Making tempeh is believed to be one of the oldest food techniques practiced by the Javanese community in Indonesia. In the Serat Centhini (a historical manuscript published in the 16th century), the word “tempe” is mentioned in the context of dishes like jae santen tempe (tempeh with coconut milk) and kadhele tempe srundengan, indicating that this traditional food has long been recognized and integrated into the culinary culture of the Javanese people, particularly in Yogyakarta and Surakarta.
It is often savored during various festive occasions and ceremonies. In social gatherings like kenduri or selamatan in rural areas, tempeh takes on a sacred role, symbolizing gratitude for the cycle of life in accordance with local beliefs and customs.
Various Tempeh in Indonesia
Most tempeh producers in Indonesia are small-scale and adhere to traditional tempeh-making methods. In addition to soybeans, various types of tempeh are made from different ingredients. The diversity of grains in Indonesia provides abundant choices for tempeh production.
While soy-based tempeh is the most well-known, a wide variety of raw materials are used to make tempeh in Indonesia!
Tempeh Koro Benguk and Tempeh Koro Pedang
Tempeh koro benguk is a specialty from Kulonprogo, Yogyakarta. Both beans, koro benguk, and koro pedang, are larger than soybeans. These local legumes come in various varieties and are commonly used as raw materials for tempeh production.
The unique tempeh from Malang is created by fermenting tofu and tempeh residue, which is then compressed into a shape resembling regular tempeh, with two distinct varieties: Menjes Kacang, crafted from black soybeans or tempeh residue, and Menjes Gombal, made from tofu residue.

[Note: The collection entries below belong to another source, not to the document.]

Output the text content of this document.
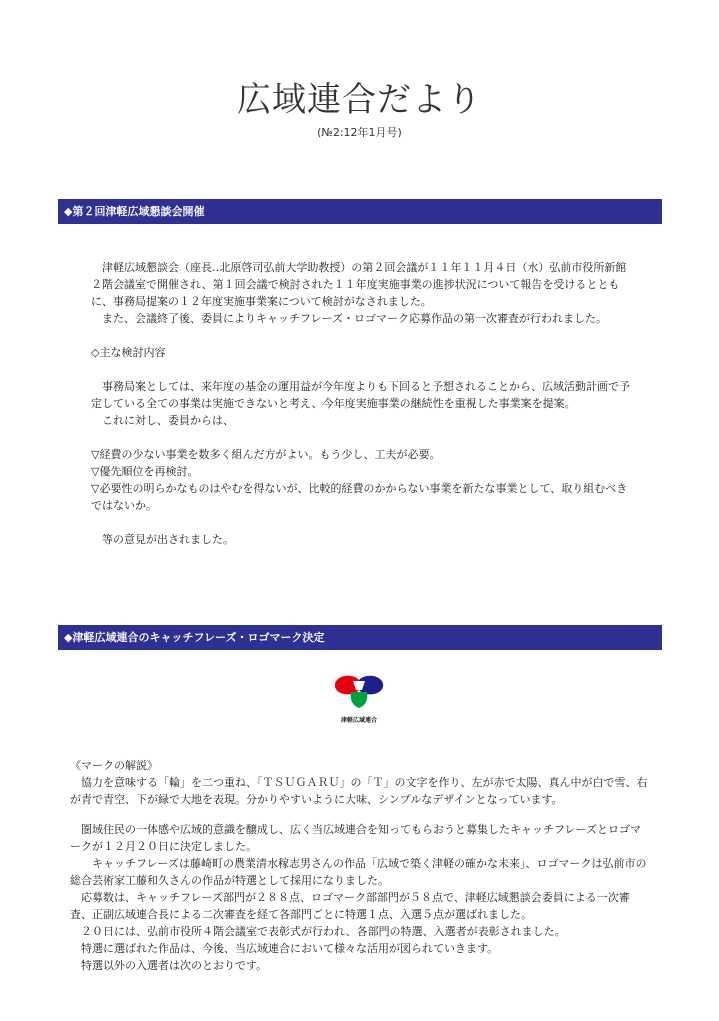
広域連合だより
(№2:12年1月号)
◆第２回津軽広域懇談会開催

津軽広域懇談会（座長‥北原啓司弘前大学助教授）の第２回会議が１１年１１月４日（水）弘前市役所新館２階会議室で開催され、第１回会議で検討された１１年度実施事業の進捗状況について報告を受けるとともに、事務局提案の１２年度実施事業案について検討がなされました。

また、会議終了後、委員によりキャッチフレーズ・ロゴマーク応募作品の第一次審査が行われました。

◇主な検討内容

事務局案としては、来年度の基金の運用益が今年度よりも下回ると予想されることから、広域活動計画で予定している全ての事業は実施できないと考え、今年度実施事業の継続性を重視した事業案を提案。

これに対し、委員からは、

▽経費の少ない事業を数多く組んだ方がよい。もう少し、工夫が必要。

▽優先順位を再検討。

▽必要性の明らかなものはやむを得ないが、比較的経費のかからない事業を新たな事業として、取り組むべきではないか。

等の意見が出されました。

◆津軽広域連合のキャッチフレーズ・ロゴマーク決定
津軽広域連合

《マークの解説》

協力を意味する「輪」を二つ重ね、「ＴＳＵＧＡＲＵ」の「Ｔ」の文字を作り、左が赤で太陽、真ん中が白で雪、右が青で青空、下が緑で大地を表現。分かりやすいように大味、シンプルなデザインとなっています。

圏域住民の一体感や広域的意識を醸成し、広く当広域連合を知ってもらおうと募集したキャッチフレーズとロゴマークが１２月２０日に決定しました。

キャッチフレーズは藤崎町の農業清水稼志男さんの作品「広域で築く津軽の確かな未来」、ロゴマークは弘前市の総合芸術家工藤和久さんの作品が特選として採用になりました。

応募数は、キャッチフレーズ部門が２８８点、ロゴマーク部部門が５８点で、津軽広域懇談会委員による一次審査、正副広域連合長による二次審査を経て各部門ごとに特選１点、入選５点が選ばれました。

２０日には、弘前市役所４階会議室で表彰式が行われ、各部門の特選、入選者が表彰されました。

特選に選ばれた作品は、今後、当広域連合において様々な活用が図られていきます。

特選以外の入選者は次のとおりです。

This tempeh variant resembles the renowned tempeh gembus in Central Java and Yogyakarta regions.
Tempeh Gembus or Menjos
Tempeh gembus is made from tofu residue, offering a savory taste and a soft texture. This tempeh should be consumed at least 28 hours after the production process is complete. It is commonly fried or cooked with vegetables and chili.
In the region of Tulungagung, East Java, many people utilize kecipir beans as the raw material for making tempeh, with the production process being not much different from soybean tempeh. However, before being processed into tempeh, these kecipir beans must be boiled for a considerable amount of time to achieve a soft texture.
Tempeh embodies a beautiful story of cultural heritage and preservation. Despite its humble and unpretentious nature, it holds a special place in the hearts of many Indonesians. Throughout the years, tempeh has evolved and gained popularity, finding its way into various modern dishes, including salads, grilled preparations, and even desserts like tempeh cake.
However, amidst all these innovations, a simple stir-fried tempeh dish, generously coated in sweet soy sauce and accompanied by slices of red chilies, remains a cherished classic for me. It serves as a reminder of the deep-rooted connection between tempeh and Indonesian culinary traditions. Whether enjoyed in its traditional form or explored in new culinary adventures, tempeh remains a beloved ingredient that enriches our meals and preserves our cultural heritage.